Anthony G. Shannon and Jean V. Leyendekkers
University of Technology, Sydney, AU
Series: Mathematics Research Developments
In the study of integers over many centuries, simple but very useful data have often been overlooked or at least sparingly used. The development of modular rings provides a means to shed light on such data.
A modular ring is effectively an array of integers which can be uniquely identified by columns and rows with the aid of linear equations. Thus the modular ring Z4 has 4 columns (or classes), and its first two rows are 0,1,2,3 and 4,5,6,7, respectively. In turn, its columns can be identified by the classes. This notation is suggestive and transparent, and the notation itself becomes a tool of thought.
The book contains a collection of readily accessible classical problems, most of which can be linked to the sequence of Fibonacci integers and explained with integer structure analysis. Modular rings are used to solve, prove and extend a variety of number theory problems associated with generalized Fibonacci numbers, golden ratio families and primes, and distinctions between prime and composite integers, as well as the classical conjectures of Brocard-Ramanujan and Erdös-Strauss.
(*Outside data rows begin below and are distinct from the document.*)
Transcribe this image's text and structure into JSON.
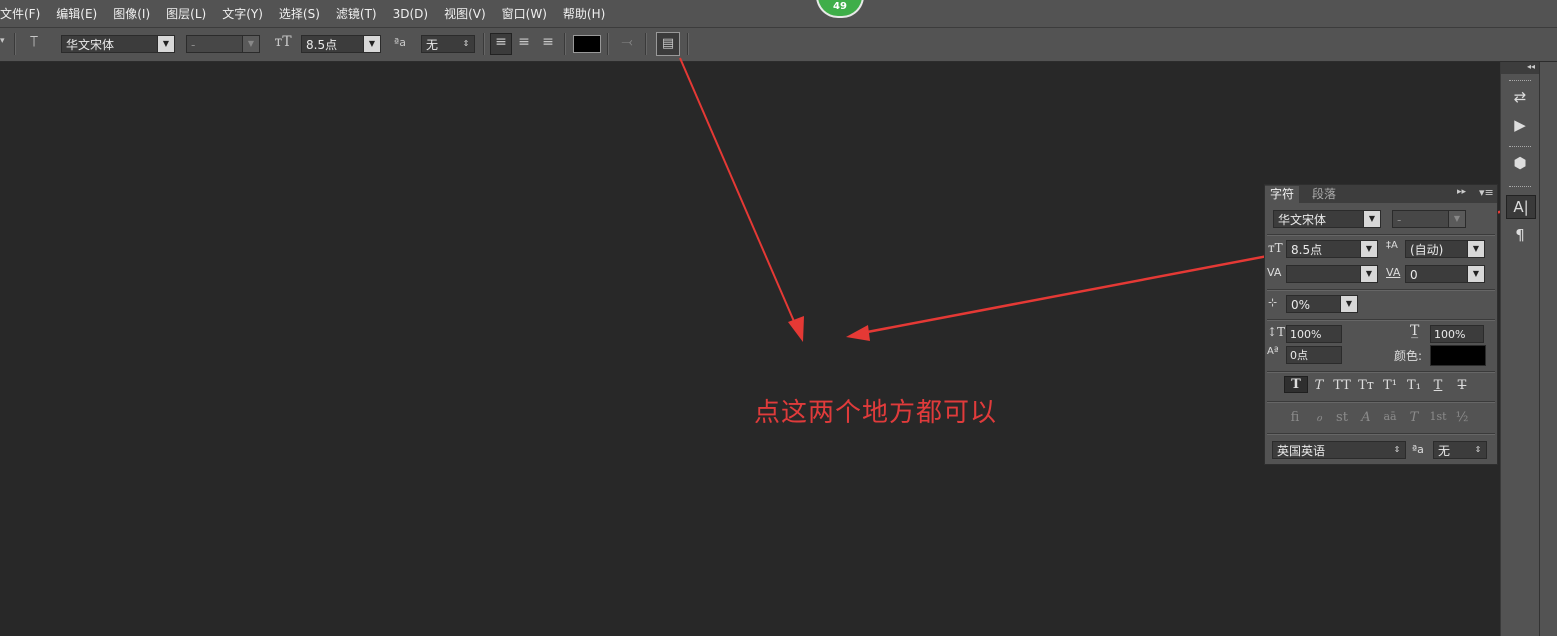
{
  "menu": [
    "文件(F)",
    "编辑(E)",
    "图像(I)",
    "图层(L)",
    "文字(Y)",
    "选择(S)",
    "滤镜(T)",
    "3D(D)",
    "视图(V)",
    "窗口(W)",
    "帮助(H)"
  ],
  "badge": "49",
  "options": {
    "font_family": "华文宋体",
    "font_style": "-",
    "font_size": "8.5点",
    "antialias": "无",
    "text_color": "#000000"
  },
  "annotation": "点这两个地方都可以",
  "panel": {
    "tab_character": "字符",
    "tab_paragraph": "段落",
    "font_family": "华文宋体",
    "font_style": "-",
    "size": "8.5点",
    "leading": "(自动)",
    "kerning": "",
    "tracking": "0",
    "tsume": "0%",
    "vertical_scale": "100%",
    "horizontal_scale": "100%",
    "baseline_shift": "0点",
    "color_label": "颜色:",
    "color": "#000000",
    "styles": [
      "T",
      "T",
      "TT",
      "Tт",
      "T¹",
      "T₁",
      "T",
      "T"
    ],
    "opentype": [
      "fi",
      "ℴ",
      "st",
      "A",
      "aā",
      "T",
      "1st",
      "½"
    ],
    "language": "英国英语",
    "antialias_label": "ªa",
    "antialias": "无"
  }
}
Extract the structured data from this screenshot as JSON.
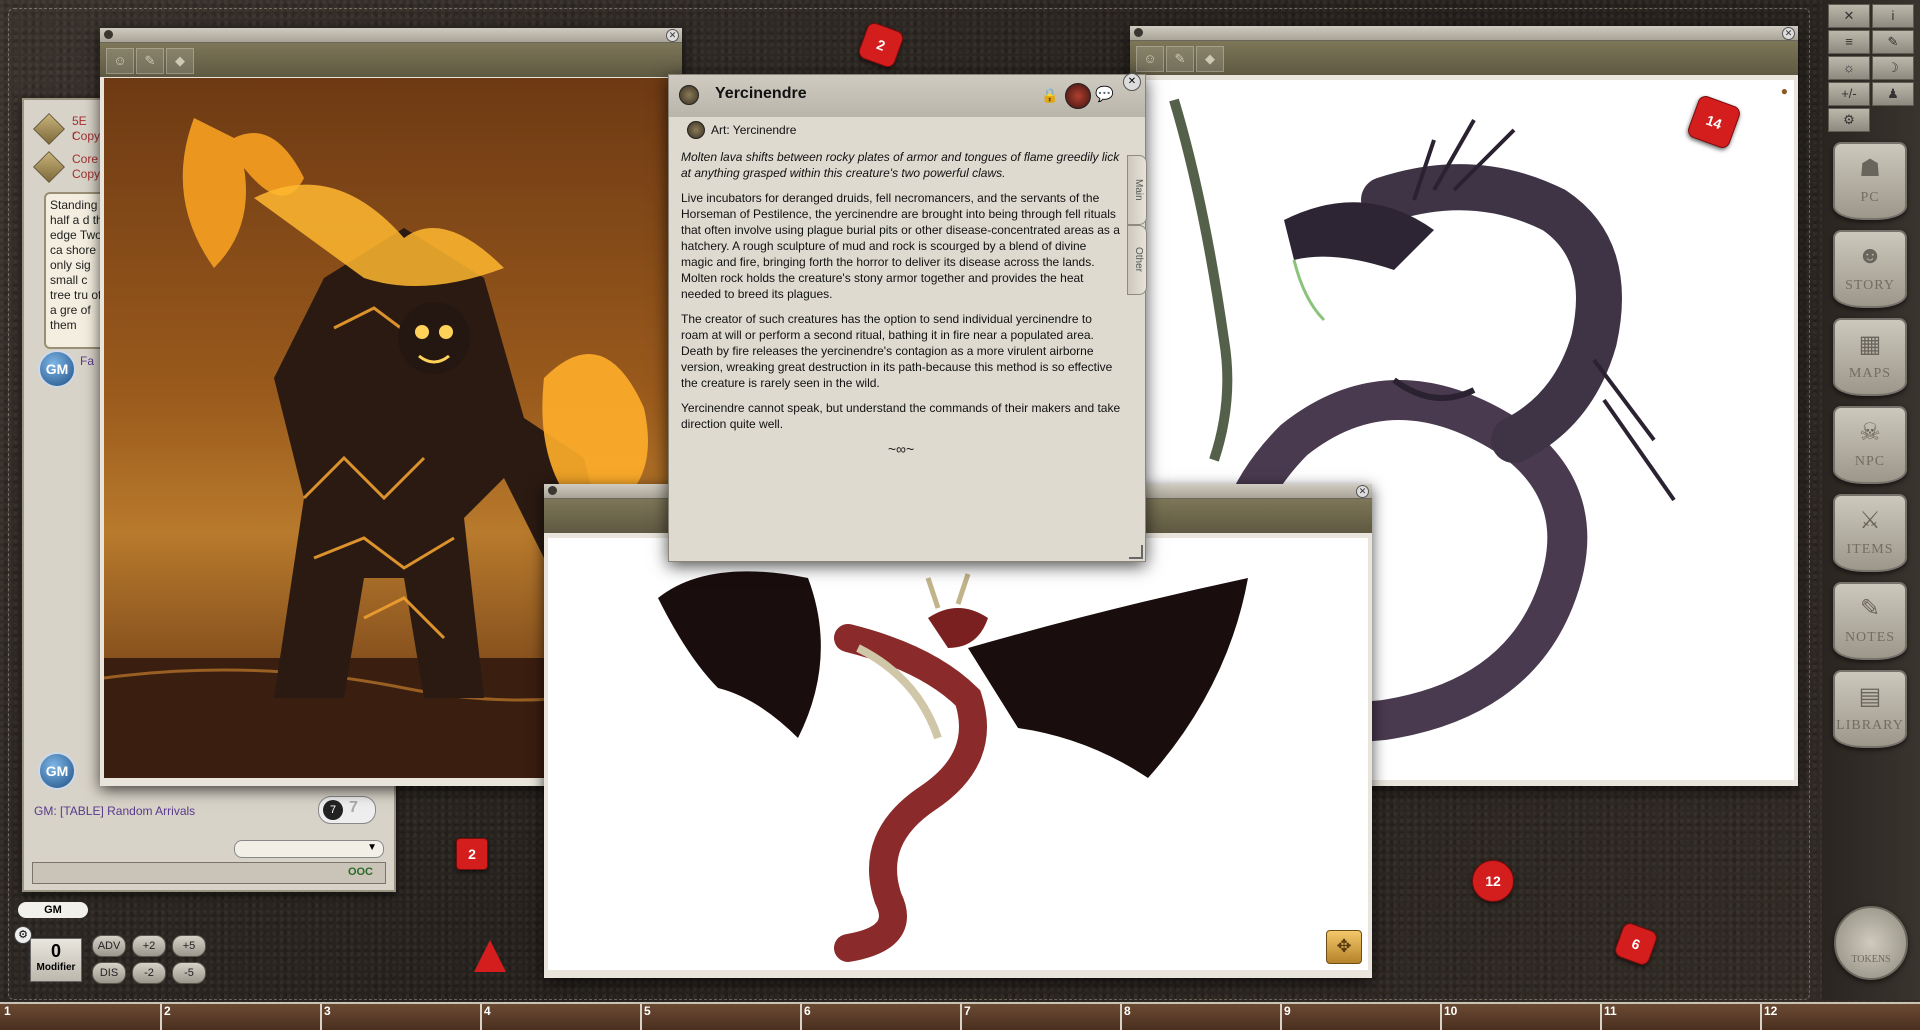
{
  "chat": {
    "entry1_text": "5E r",
    "entry1_sub": "Copy",
    "entry2_text": "Core",
    "entry2_sub": "Copy",
    "story_text": "Standing half a d the edge Two ca shore n only sig small c tree tru of a gre of them",
    "gm_label": "GM",
    "gm_msg_fragment": "Fa",
    "roll_line": "GM:  [TABLE] Random Arrivals",
    "roll_value_a": "7",
    "roll_value_b": "7",
    "mode_button": "OOC",
    "identity": "GM"
  },
  "info_window": {
    "title": "Yercinendre",
    "art_link": "Art: Yercinendre",
    "tab_main": "Main",
    "tab_other": "Other",
    "intro": "Molten lava shifts between rocky plates of armor and tongues of flame greedily lick at anything grasped within this creature's two powerful claws.",
    "para1": "Live incubators for deranged druids, fell necromancers, and the servants of the Horseman of Pestilence, the yercinendre are brought into being through fell rituals that often involve using plague burial pits or other disease-concentrated areas as a hatchery. A rough sculpture of mud and rock is scourged by a blend of divine magic and fire, bringing forth the horror to deliver its disease across the lands. Molten rock holds the creature's stony armor together and provides the heat needed to breed its plagues.",
    "para2": "The creator of such creatures has the option to send individual yercinendre to roam at will or perform a second ritual, bathing it in fire near a populated area. Death by fire releases the yercinendre's contagion as a more virulent airborne version, wreaking great destruction in its path-because this method is so effective the creature is rarely seen in the wild.",
    "para3": "Yercinendre cannot speak, but understand the commands of their makers and take direction quite well.",
    "flourish": "~∞~"
  },
  "modifier": {
    "value": "0",
    "label": "Modifier",
    "adv": "ADV",
    "dis": "DIS",
    "p2": "+2",
    "p5": "+5",
    "m2": "-2",
    "m5": "-5"
  },
  "sidebar": {
    "buttons": [
      {
        "label": "PC",
        "icon": "☗"
      },
      {
        "label": "STORY",
        "icon": "☻"
      },
      {
        "label": "MAPS",
        "icon": "▦"
      },
      {
        "label": "NPC",
        "icon": "☠"
      },
      {
        "label": "ITEMS",
        "icon": "⚔"
      },
      {
        "label": "NOTES",
        "icon": "✎"
      },
      {
        "label": "LIBRARY",
        "icon": "▤"
      }
    ],
    "tokens_label": "TOKENS",
    "tools": [
      "✕",
      "i",
      "≡",
      "✎",
      "☼",
      "☽",
      "+/-",
      "♟",
      "⚙"
    ]
  },
  "dice": {
    "d1": "2",
    "d2": "14",
    "d3": "2",
    "d4": "12",
    "d5": "6"
  },
  "hotbar": {
    "slots": [
      "1",
      "2",
      "3",
      "4",
      "5",
      "6",
      "7",
      "8",
      "9",
      "10",
      "11",
      "12"
    ]
  }
}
Thus (though mathematically, the golden ratio is a humble surd), replacing its argument shows that it has an infinity for close relatives that can be a source of further exploration, particularly with generalizations of Fibonacci numbers.
Another important structural feature is the right-end-digit (RED) of an integer – its value modulo 10. No matter the sizes of integers, operations with their REDs are stable; for instance, the sum of the integers abcde2 and ghabj5 has a RED of 7. This stability is exploited in several chapters so that powers are reduced to 4 types in the ring modulo 4 which, for example, clarifies Fermat’s Last Theorem for some powers.
The context of this book is the teaching and learning of mathematics. This happens in historical and sociological contexts, and the text has sufficient historical and philosophical allusions for anyone to see that mathematics per se transcends race and religion, history and geography. The topics of number theory in the hands of well-educated teachers can inspire a love of learning in general and in mathematics in particular.
For this reason, the authors have embedded relevant issues on liberal education as a foundation for education in the 21st century, particularly in fostering creativity through the inspiration and passion of teachers. Thus, the authors indicate the role of number theory as an important part of a genuine liberal education, accessible to all students today in a way that education in the ancient quadrivium was confined to a small section of society.